I don’t have a clue what that red machine/gear is, but that’s what makes it interesting. Like the concentric circles (both on the same block) surrounding it, the machine/gear was printed from a vintage advertising cut. The type is handset 18 point Park Avenue, from the American Type Founders. The sheet size is 5 x 7 inches; the paper is Mohawk Superfine, Smooth, White, 100lb. cover.
Guess this is backtracking a little, but I just realized I wrote this post but never published it.
Easy Assembly No Tools Required
This is the first print I completed for the show and it set the tone (and color palette) for the rest of pieces. The type is 18 point ATF Garamond Italic, the image a vintage advertising cut (see Pattern Recognition), and the star 18 point Monotype. Printed on 5 x 7 inch Mohawk Superfine, Smooth, White, 100lb. cover.
The exclamation “Improved!” was set in 24 point Kaufmann, with brass rules above and below. As you can see in the next image, I used furniture from an angle-bodied wood type script font to slightly rotate the line.
Halftone images are difficult to print well, but after adjusting the rollers and impression, and adding makeready under the toe and heel, the image turned out pretty crisp. This block was one of a handful rescued from a box destined for the dumpster. Tumbling around in a box full of metal-faced cuts did some damage to the plate, most evident under the Keds badge and around the heel stitching. There’s also a significant scratch running diagonally from midfoot through the second eyelet.
Vintage Cut: Atom
Fourteen fantastic hours in the studio today proofing type and cuts. This one’s a new addition, thanks to Ethan Ensign of Scrub Oak Bindery and Press.
Vintage Advertising Cut: Dress Pattern(?)
I rescued this cut from a sizable dumpster-bound box of mostly uninteresting logos for long-defunct businesses. I love that whoever art directed this illustration deemed it necessary to show a single hand, but left the image headless.
6.5 line Vintage Clown Cut
Found this little (just slightly bigger than an inch) gem of a magnesium cut at the studio this evening. What is it about garishly painted disembodied heads that makes them seem so sinister? My money’s on the wee cap perched precariously above the menacingly arched eyebrows.
Elephant copper cut
This cut was found five or six years ago at Dave Churchman’s “Boutique De Junque,” in Indianapolis. The color of the metal plate (mounted to a wood block to make it type high) leads me to believe it is a copper die. According to Owosso Graphic Arts, Inc.’s website, copper is more durable and preferable for long print runs, which means this thick-skinned mammal is going to be around for a long time. I used this cut – along with three wood stars and a greeting handset in foundry Century Schoolbook – for a short run of A2 cards (see below) that proved popular… I’m thinking it’s time to reprint.

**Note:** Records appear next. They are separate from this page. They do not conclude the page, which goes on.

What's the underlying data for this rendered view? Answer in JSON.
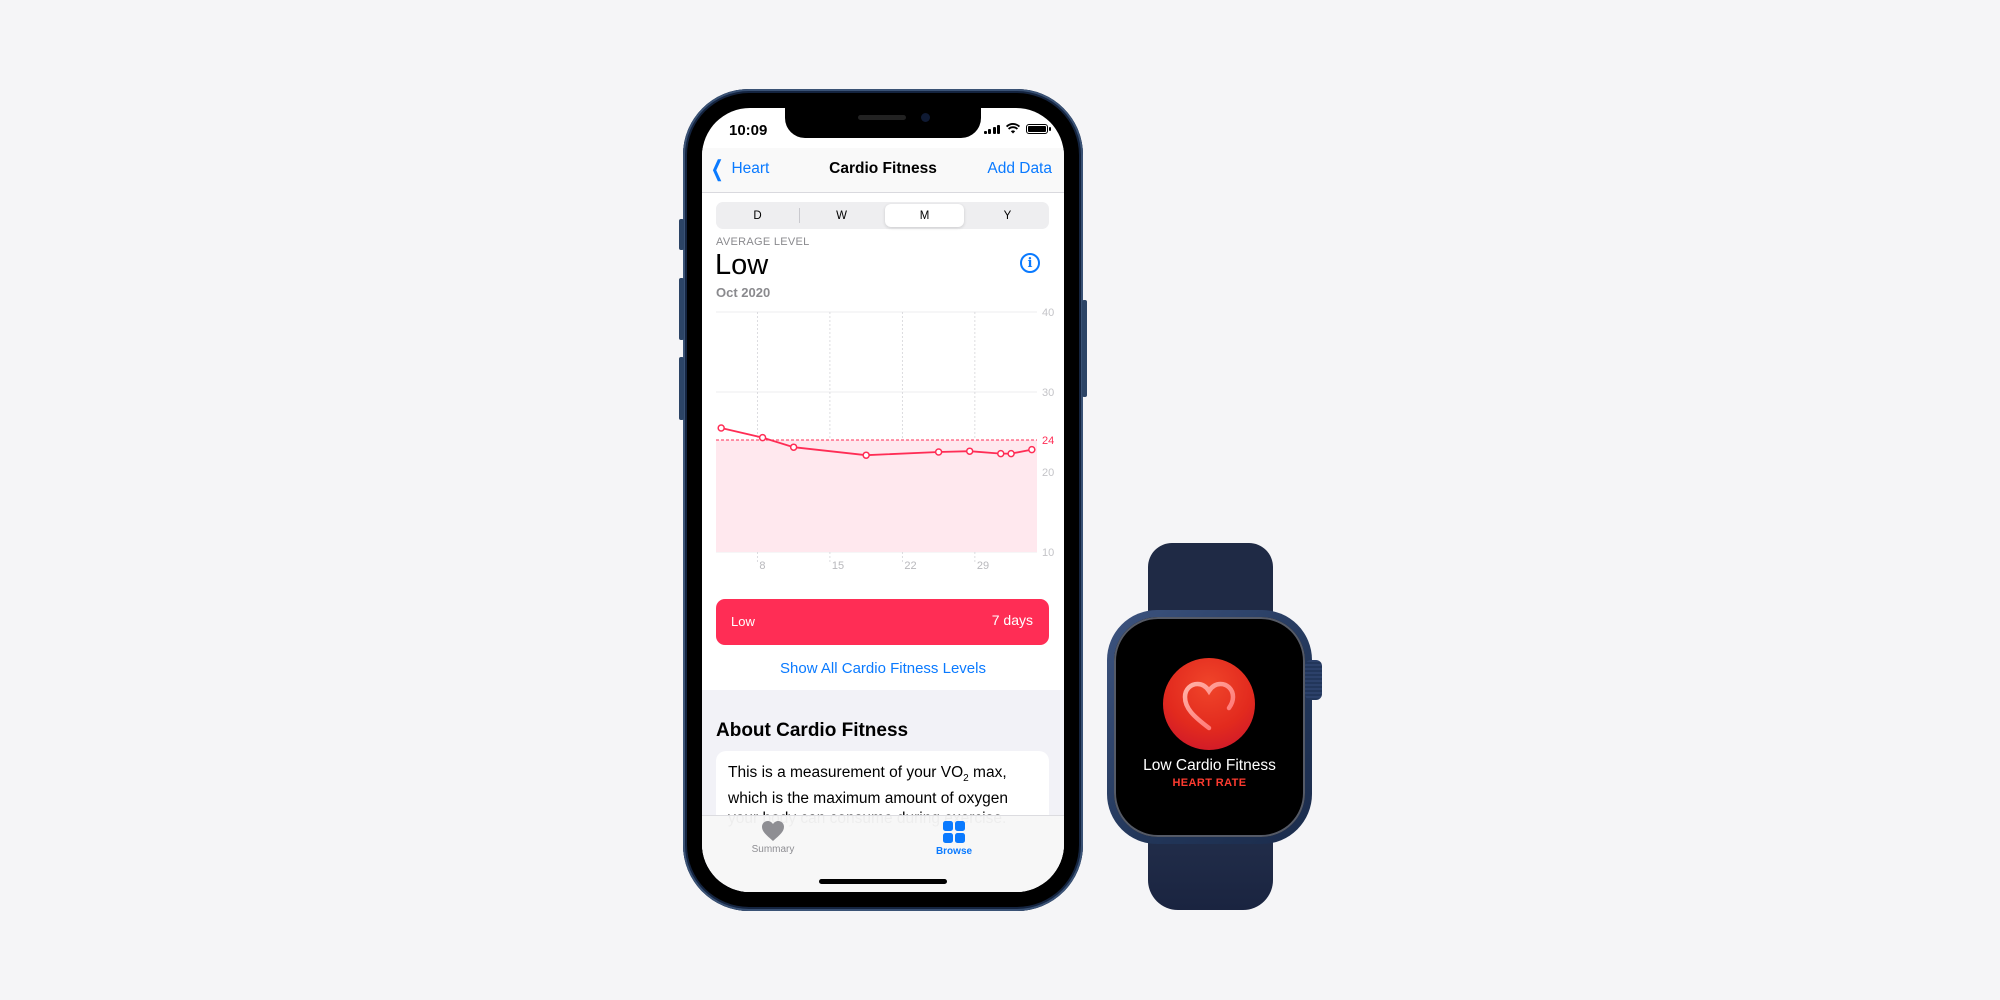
{
  "phone": {
    "status_bar": {
      "time": "10:09",
      "icons": [
        "cellular-signal-icon",
        "wifi-icon",
        "battery-icon"
      ]
    },
    "nav": {
      "back_label": "Heart",
      "title": "Cardio Fitness",
      "action_label": "Add Data"
    },
    "segments": {
      "items": [
        "D",
        "W",
        "M",
        "Y"
      ],
      "selected": "M"
    },
    "summary": {
      "label": "AVERAGE LEVEL",
      "value": "Low",
      "date": "Oct 2020",
      "info_icon": "i"
    },
    "level_bar": {
      "name": "Low",
      "duration": "7 days",
      "color": "#ff2d55"
    },
    "show_all_link": "Show All Cardio Fitness Levels",
    "about": {
      "title": "About Cardio Fitness",
      "text_before": "This is a measurement of your VO",
      "subscript": "2",
      "text_after": " max, which is the maximum amount of oxygen your body can consume during exercise."
    },
    "tabbar": {
      "items": [
        {
          "label": "Summary",
          "icon": "heart-icon",
          "active": false
        },
        {
          "label": "Browse",
          "icon": "grid-icon",
          "active": true
        }
      ],
      "active_color": "#0a7aff",
      "inactive_color": "#8e8e93"
    }
  },
  "watch": {
    "title": "Low Cardio Fitness",
    "subtitle": "HEART RATE",
    "icon": "heart-ring-icon"
  },
  "chart_data": {
    "type": "line",
    "title": "",
    "xlabel": "",
    "ylabel": "",
    "x_unit": "day of Oct 2020",
    "xlim": [
      4,
      35
    ],
    "ylim": [
      10,
      40
    ],
    "x_ticks": [
      8,
      15,
      22,
      29
    ],
    "x_tick_labels": [
      "8",
      "15",
      "22",
      "29"
    ],
    "y_ticks": [
      10,
      20,
      30,
      40
    ],
    "y_tick_labels": [
      "10",
      "20",
      "30",
      "40"
    ],
    "threshold": {
      "value": 24,
      "label": "24",
      "color": "#ff2d55",
      "shaded_below": true
    },
    "grid": true,
    "series": [
      {
        "name": "VO2 max",
        "color": "#ff2d55",
        "x": [
          4.5,
          8.5,
          11.5,
          18.5,
          25.5,
          28.5,
          31.5,
          32.5,
          34.5
        ],
        "values": [
          25.5,
          24.3,
          23.1,
          22.1,
          22.5,
          22.6,
          22.3,
          22.3,
          22.8
        ]
      }
    ]
  }
}
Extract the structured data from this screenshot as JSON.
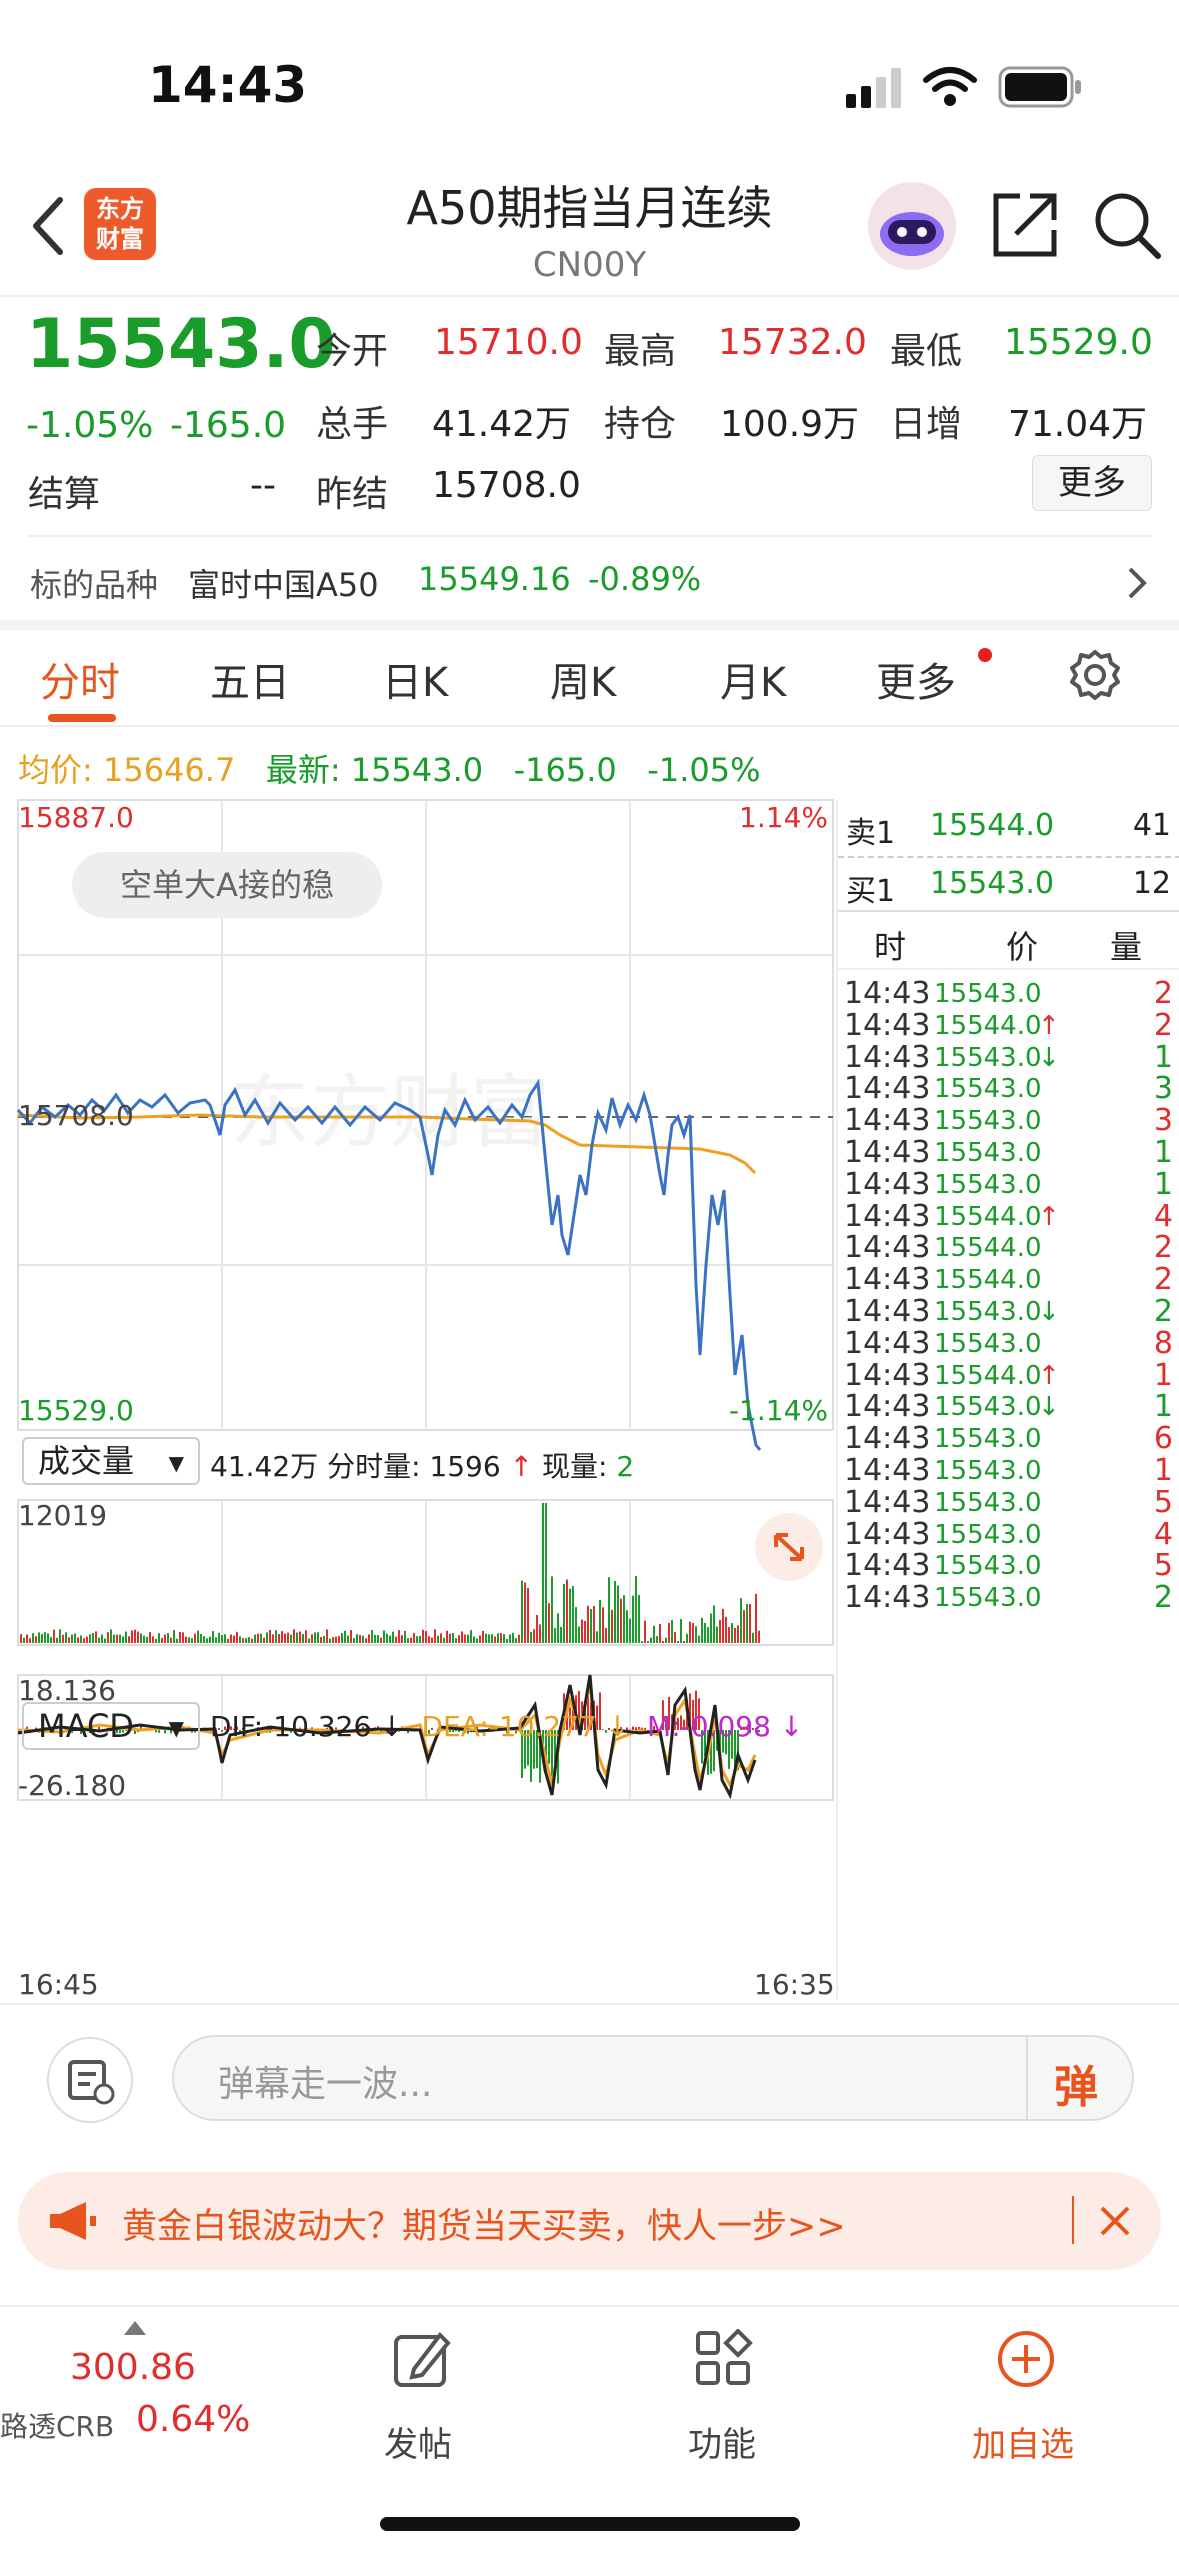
{
  "status": {
    "time": "14:43"
  },
  "nav": {
    "title": "A50期指当月连续",
    "code": "CN00Y",
    "logo_line1": "东方",
    "logo_line2": "财富"
  },
  "quote": {
    "price": "15543.0",
    "change_pct": "-1.05%",
    "change": "-165.0",
    "open_label": "今开",
    "open": "15710.0",
    "high_label": "最高",
    "high": "15732.0",
    "low_label": "最低",
    "low": "15529.0",
    "volume_label": "总手",
    "volume": "41.42万",
    "oi_label": "持仓",
    "oi": "100.9万",
    "daily_inc_label": "日增",
    "daily_inc": "71.04万",
    "settle_label": "结算",
    "settle": "--",
    "prev_settle_label": "昨结",
    "prev_settle": "15708.0",
    "more_label": "更多"
  },
  "underlying": {
    "label": "标的品种",
    "name": "富时中国A50",
    "price": "15549.16",
    "pct": "-0.89%"
  },
  "tabs": [
    "分时",
    "五日",
    "日K",
    "周K",
    "月K",
    "更多"
  ],
  "avg": {
    "avg_label": "均价:",
    "avg_value": "15646.7",
    "latest_label": "最新:",
    "latest_value": "15543.0",
    "change": "-165.0",
    "pct": "-1.05%"
  },
  "main_chart": {
    "y_top": "15887.0",
    "y_mid": "15708.0",
    "y_bot": "15529.0",
    "pct_top": "1.14%",
    "pct_bot": "-1.14%",
    "bubble": "空单大A接的稳",
    "watermark": "东方财富"
  },
  "vol_chart": {
    "selector": "成交量",
    "total": "41.42万",
    "tick_label": "分时量:",
    "tick_value": "1596",
    "tick_arrow": "↑",
    "now_label": "现量:",
    "now_value": "2",
    "y_max": "12019"
  },
  "macd": {
    "selector": "MACD",
    "dif": "DIF:-10.326 ↓",
    "dea": "DEA:-10.277 ↓",
    "m": "M:-0.098 ↓",
    "y_top": "18.136",
    "y_bot": "-26.180"
  },
  "x_axis": {
    "start": "16:45",
    "end": "16:35"
  },
  "order_book": {
    "sell": {
      "label": "卖1",
      "price": "15544.0",
      "qty": "41"
    },
    "buy": {
      "label": "买1",
      "price": "15543.0",
      "qty": "12"
    },
    "header": {
      "time": "时",
      "price": "价",
      "qty": "量"
    }
  },
  "trades": [
    {
      "t": "14:43",
      "p": "15543.0",
      "a": "",
      "q": "2",
      "qc": "#e02d2d"
    },
    {
      "t": "14:43",
      "p": "15544.0",
      "a": "↑",
      "q": "2",
      "qc": "#e02d2d"
    },
    {
      "t": "14:43",
      "p": "15543.0",
      "a": "↓",
      "q": "1",
      "qc": "#1a9c2a"
    },
    {
      "t": "14:43",
      "p": "15543.0",
      "a": "",
      "q": "3",
      "qc": "#1a9c2a"
    },
    {
      "t": "14:43",
      "p": "15543.0",
      "a": "",
      "q": "3",
      "qc": "#e02d2d"
    },
    {
      "t": "14:43",
      "p": "15543.0",
      "a": "",
      "q": "1",
      "qc": "#1a9c2a"
    },
    {
      "t": "14:43",
      "p": "15543.0",
      "a": "",
      "q": "1",
      "qc": "#1a9c2a"
    },
    {
      "t": "14:43",
      "p": "15544.0",
      "a": "↑",
      "q": "4",
      "qc": "#e02d2d"
    },
    {
      "t": "14:43",
      "p": "15544.0",
      "a": "",
      "q": "2",
      "qc": "#e02d2d"
    },
    {
      "t": "14:43",
      "p": "15544.0",
      "a": "",
      "q": "2",
      "qc": "#e02d2d"
    },
    {
      "t": "14:43",
      "p": "15543.0",
      "a": "↓",
      "q": "2",
      "qc": "#1a9c2a"
    },
    {
      "t": "14:43",
      "p": "15543.0",
      "a": "",
      "q": "8",
      "qc": "#e02d2d"
    },
    {
      "t": "14:43",
      "p": "15544.0",
      "a": "↑",
      "q": "1",
      "qc": "#e02d2d"
    },
    {
      "t": "14:43",
      "p": "15543.0",
      "a": "↓",
      "q": "1",
      "qc": "#1a9c2a"
    },
    {
      "t": "14:43",
      "p": "15543.0",
      "a": "",
      "q": "6",
      "qc": "#e02d2d"
    },
    {
      "t": "14:43",
      "p": "15543.0",
      "a": "",
      "q": "1",
      "qc": "#e02d2d"
    },
    {
      "t": "14:43",
      "p": "15543.0",
      "a": "",
      "q": "5",
      "qc": "#e02d2d"
    },
    {
      "t": "14:43",
      "p": "15543.0",
      "a": "",
      "q": "4",
      "qc": "#e02d2d"
    },
    {
      "t": "14:43",
      "p": "15543.0",
      "a": "",
      "q": "5",
      "qc": "#e02d2d"
    },
    {
      "t": "14:43",
      "p": "15543.0",
      "a": "",
      "q": "2",
      "qc": "#1a9c2a"
    }
  ],
  "comment": {
    "placeholder": "弹幕走一波...",
    "send": "弹"
  },
  "banner": {
    "text": "黄金白银波动大？期货当天买卖，快人一步>>"
  },
  "tabbar": {
    "ticker_value": "300.86",
    "ticker_name": "路透CRB",
    "ticker_pct": "0.64%",
    "post": "发帖",
    "features": "功能",
    "watch": "加自选"
  }
}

15 x 17 line magnesium cut
Feel that? That’s Letterpress Daily upside your head! This wild, haymaker-of-a-cut is just begging to be paired with some Balloon Extra Bold.
This beaming lad was acquired – like so much of my collection – from the warehouse of Dave Churchman, in Indianapolis. As to the origins (before Churchman’s) of this blissfully ignorant orphan, I haven’t a clue. If anyone out there recognizes this toothy little tyke, please pipe up. The block is comprised of a photoengraved magnesium plate mounted atop a block of wood to make it 0.918 inches high (type high) so it may be printed on a letterpress.